Ritorno su un punto: grazie al Ceta e all'intesa col Giappone, l'Ue ha ritrovato maggiore credibilità agli occhi degli anti-europeisti?
"Per limitare certi fenomeni bisognerebbe cominciare a evitare certe dichiarazioni fuori luogo. Se Renzi dice che vuole avere il 2,9% di flessibilità e di portare, cioè, l'indebitamento netto al 2,9%, fa un'affermazione molto rischiosa. Tale richiesta la potrebbe avanzare la Germania, che ha il debito pubblico al 70%, non certo l'Italia che ha parametri oltre il 130%. Il nostro debito pubblico deve assolutamente rientrare, perché altrimenti il rischio è di ritornare a livelli di spread del 500% e di non riuscire più a rientrare".

Juncker ha risposto piccato a Renzi, però.
"Indubbiamente.
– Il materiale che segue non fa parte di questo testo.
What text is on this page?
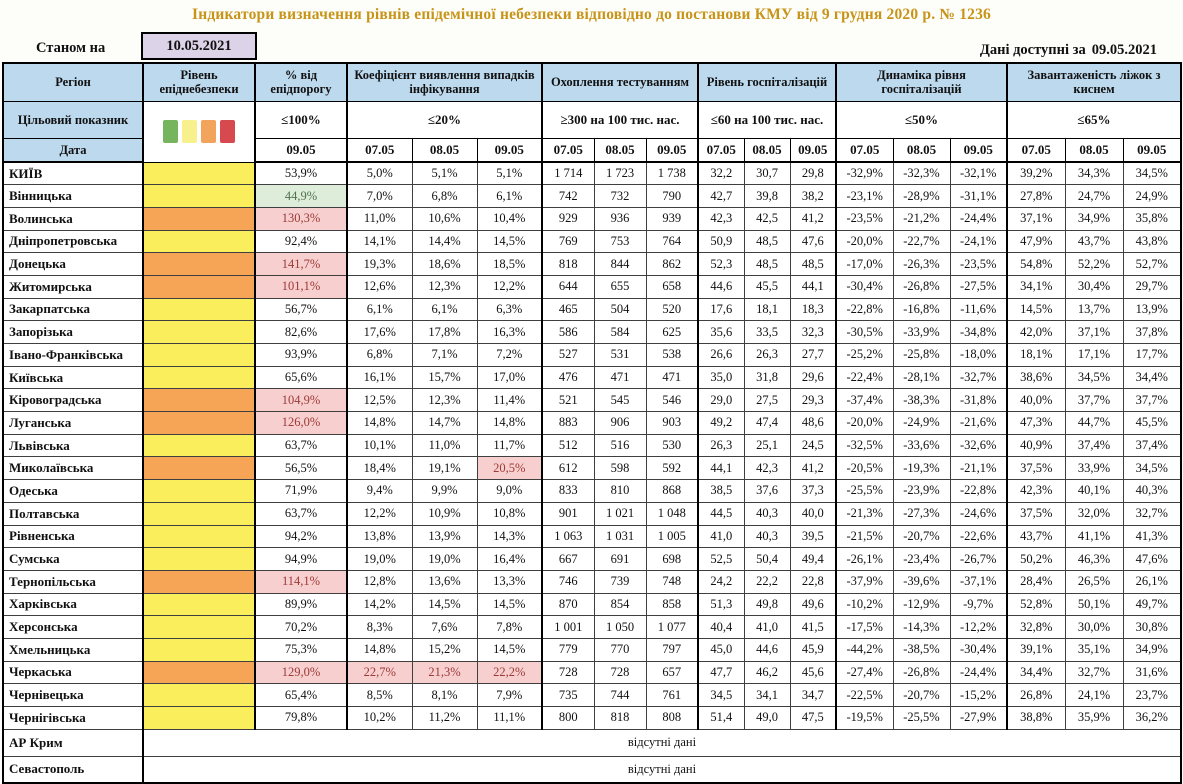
Індикатори визначення рівнів епідемічної небезпеки відповідно до постанови КМУ від 9 грудня 2020 р. № 1236
Станом на	10.05.2021	Дані доступні за 09.05.2021
Регіон	Рівень епіднебезпеки	% від епідпорогу	Коефіцієнт виявлення випадків інфікування			Охоплення тестуванням			Рівень госпіталізацій			Динаміка рівня госпіталізацій			Завантаженість ліжок з киснем		
Цільовий показник		≤100%	≤20%			≥300 на 100 тис. нас.			≤60 на 100 тис. нас.			≤50%			≤65%		
Дата		09.05	07.05	08.05	09.05	07.05	08.05	09.05	07.05	08.05	09.05	07.05	08.05	09.05	07.05	08.05	09.05
КИЇВ		53,9%	5,0%	5,1%	5,1%	1 714	1 723	1 738	32,2	30,7	29,8	-32,9%	-32,3%	-32,1%	39,2%	34,3%	34,5%
Вінницька		44,9%	7,0%	6,8%	6,1%	742	732	790	42,7	39,8	38,2	-23,1%	-28,9%	-31,1%	27,8%	24,7%	24,9%
Волинська		130,3%	11,0%	10,6%	10,4%	929	936	939	42,3	42,5	41,2	-23,5%	-21,2%	-24,4%	37,1%	34,9%	35,8%
Дніпропетровська		92,4%	14,1%	14,4%	14,5%	769	753	764	50,9	48,5	47,6	-20,0%	-22,7%	-24,1%	47,9%	43,7%	43,8%
Донецька		141,7%	19,3%	18,6%	18,5%	818	844	862	52,3	48,5	48,5	-17,0%	-26,3%	-23,5%	54,8%	52,2%	52,7%
Житомирська		101,1%	12,6%	12,3%	12,2%	644	655	658	44,6	45,5	44,1	-30,4%	-26,8%	-27,5%	34,1%	30,4%	29,7%
Закарпатська		56,7%	6,1%	6,1%	6,3%	465	504	520	17,6	18,1	18,3	-22,8%	-16,8%	-11,6%	14,5%	13,7%	13,9%
Запорізька		82,6%	17,6%	17,8%	16,3%	586	584	625	35,6	33,5	32,3	-30,5%	-33,9%	-34,8%	42,0%	37,1%	37,8%
Івано-Франківська		93,9%	6,8%	7,1%	7,2%	527	531	538	26,6	26,3	27,7	-25,2%	-25,8%	-18,0%	18,1%	17,1%	17,7%
Київська		65,6%	16,1%	15,7%	17,0%	476	471	471	35,0	31,8	29,6	-22,4%	-28,1%	-32,7%	38,6%	34,5%	34,4%
Кіровоградська		104,9%	12,5%	12,3%	11,4%	521	545	546	29,0	27,5	29,3	-37,4%	-38,3%	-31,8%	40,0%	37,7%	37,7%
Луганська		126,0%	14,8%	14,7%	14,8%	883	906	903	49,2	47,4	48,6	-20,0%	-24,9%	-21,6%	47,3%	44,7%	45,5%
Львівська		63,7%	10,1%	11,0%	11,7%	512	516	530	26,3	25,1	24,5	-32,5%	-33,6%	-32,6%	40,9%	37,4%	37,4%
Миколаївська		56,5%	18,4%	19,1%	20,5%	612	598	592	44,1	42,3	41,2	-20,5%	-19,3%	-21,1%	37,5%	33,9%	34,5%
Одеська		71,9%	9,4%	9,9%	9,0%	833	810	868	38,5	37,6	37,3	-25,5%	-23,9%	-22,8%	42,3%	40,1%	40,3%
Полтавська		63,7%	12,2%	10,9%	10,8%	901	1 021	1 048	44,5	40,3	40,0	-21,3%	-27,3%	-24,6%	37,5%	32,0%	32,7%
Рівненська		94,2%	13,8%	13,9%	14,3%	1 063	1 031	1 005	41,0	40,3	39,5	-21,5%	-20,7%	-22,6%	43,7%	41,1%	41,3%
Сумська		94,9%	19,0%	19,0%	16,4%	667	691	698	52,5	50,4	49,4	-26,1%	-23,4%	-26,7%	50,2%	46,3%	47,6%
Тернопільська		114,1%	12,8%	13,6%	13,3%	746	739	748	24,2	22,2	22,8	-37,9%	-39,6%	-37,1%	28,4%	26,5%	26,1%
Харківська		89,9%	14,2%	14,5%	14,5%	870	854	858	51,3	49,8	49,6	-10,2%	-12,9%	-9,7%	52,8%	50,1%	49,7%
Херсонська		70,2%	8,3%	7,6%	7,8%	1 001	1 050	1 077	40,4	41,0	41,5	-17,5%	-14,3%	-12,2%	32,8%	30,0%	30,8%
Хмельницька		75,3%	14,8%	15,2%	14,5%	779	770	797	45,0	44,6	45,9	-44,2%	-38,5%	-30,4%	39,1%	35,1%	34,9%
Черкаська		129,0%	22,7%	21,3%	22,2%	728	728	657	47,7	46,2	45,6	-27,4%	-26,8%	-24,4%	34,4%	32,7%	31,6%
Чернівецька		65,4%	8,5%	8,1%	7,9%	735	744	761	34,5	34,1	34,7	-22,5%	-20,7%	-15,2%	26,8%	24,1%	23,7%
Чернігівська		79,8%	10,2%	11,2%	11,1%	800	818	808	51,4	49,0	47,5	-19,5%	-25,5%	-27,9%	38,8%	35,9%	36,2%
АР Крим	відсутні дані																
Севастополь	відсутні дані																
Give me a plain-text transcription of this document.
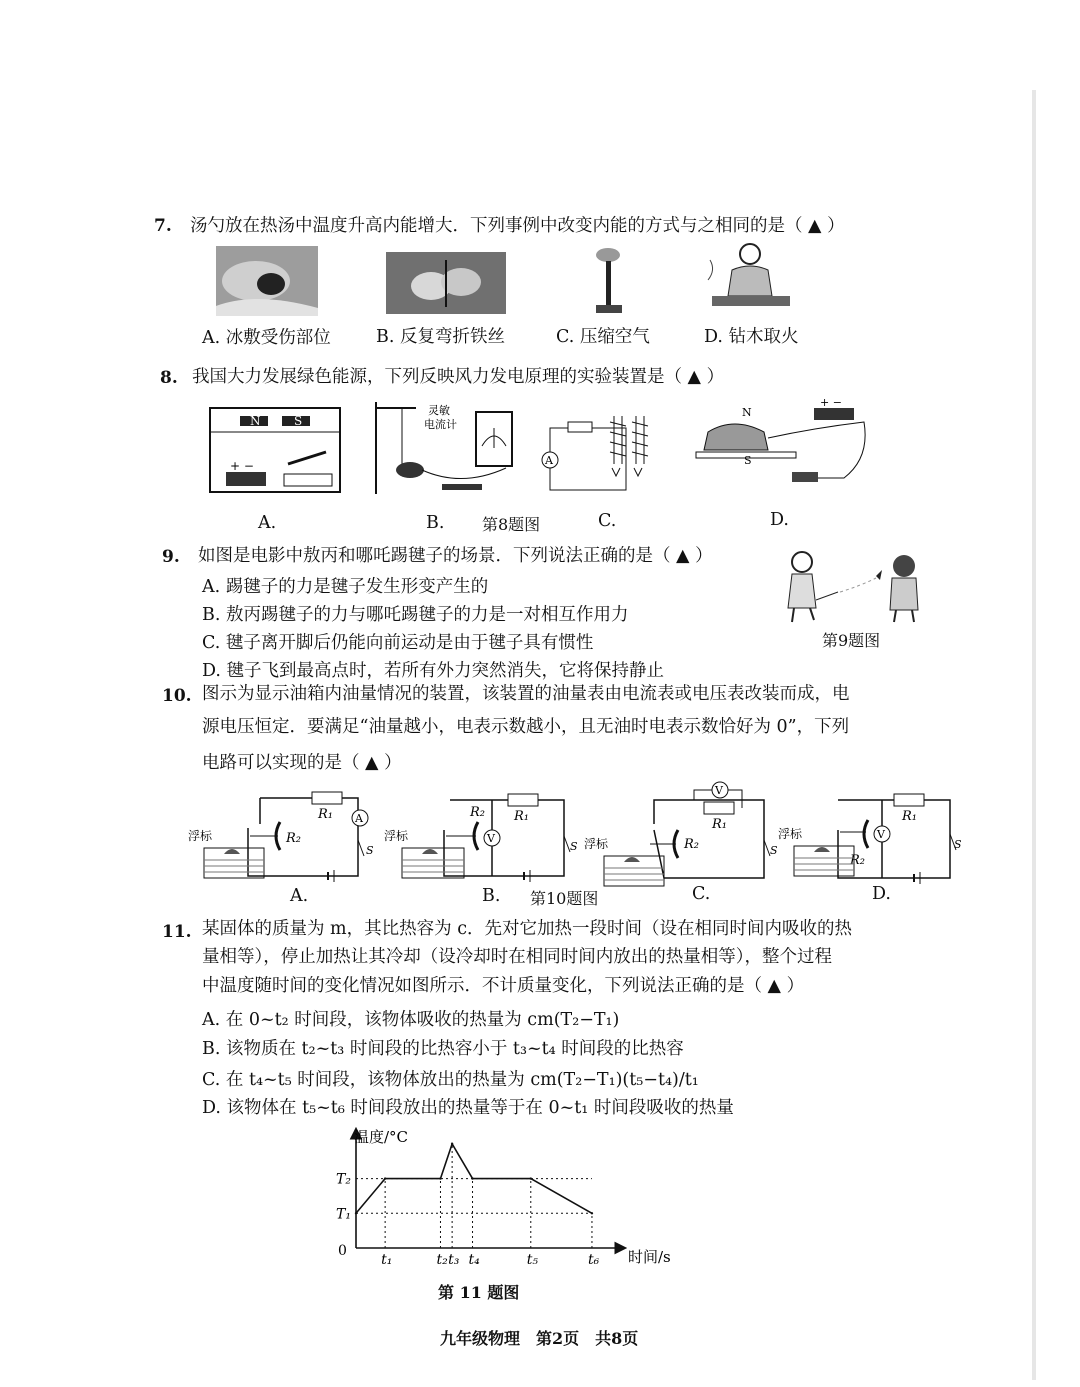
7. 汤勺放在热汤中温度升高内能增大．下列事例中改变内能的方式与之相同的是（ ▲ ）
A. 冰敷受伤部位	B. 反复弯折铁丝	C. 压缩空气	D. 钻木取火
8. 我国大力发展绿色能源，下列反映风力发电原理的实验装置是（ ▲ ）
N	S
+ −
灵敏
电流计
A
+ −
N
S
A.	B. 第8题图	C.	D.
9. 如图是电影中敖丙和哪吒踢毽子的场景．下列说法正确的是（ ▲ ）
A. 踢毽子的力是毽子发生形变产生的
B. 敖丙踢毽子的力与哪吒踢毽子的力是一对相互作用力
C. 毽子离开脚后仍能向前运动是由于毽子具有惯性
D. 毽子飞到最高点时，若所有外力突然消失，它将保持静止
第9题图
10. 图示为显示油箱内油量情况的装置，该装置的油量表由电流表或电压表改装而成，电
源电压恒定．要满足“油量越小，电表示数越小，且无油时电表示数恰好为 0”，下列
电路可以实现的是（ ▲ ）
R₁ A
R₂
S
浮标
R₁
R₂
V
S
浮标
V
R₁
R₂	S
浮标
R₁
V
R₂
S
浮标
A.	B. 第10题图	C.	D.
11. 某固体的质量为 m，其比热容为 c．先对它加热一段时间（设在相同时间内吸收的热
量相等），停止加热让其冷却（设冷却时在相同时间内放出的热量相等），整个过程
中温度随时间的变化情况如图所示．不计质量变化，下列说法正确的是（ ▲ ）
A. 在 0~t₂ 时间段，该物体吸收的热量为 cm(T₂−T₁)
B. 该物质在 t₂~t₃ 时间段的比热容小于 t₃~t₄ 时间段的比热容
C. 在 t₄~t₅ 时间段，该物体放出的热量为 cm(T₂−T₁)(t₅−t₄)/t₁
D. 该物体在 t₅~t₆ 时间段放出的热量等于在 0~t₁ 时间段吸收的热量
温度/°C
时间/s
0
T₁
T₂
t₁	t₂ t₃ t₄	t₅	t₆
第 11 题图
九年级物理　第2页　共8页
Juncker e Renzi hanno tradito un certo nervosismo che non dovrebbero manifestare. Sono dichiarazioni che fanno male all'Unione europea, la cui costruzione è ancora a metà".

Che cosa significa?
"Oggi la struttura dell'Ue corrisponde a un modello di tipo confederale, cioè è una Unione senza sovranità. Si deve invece arrivare a una Unione europea dotata di sovranità, altrimenti sarà sempre un progetto incompleto, con conseguenti uscite negative".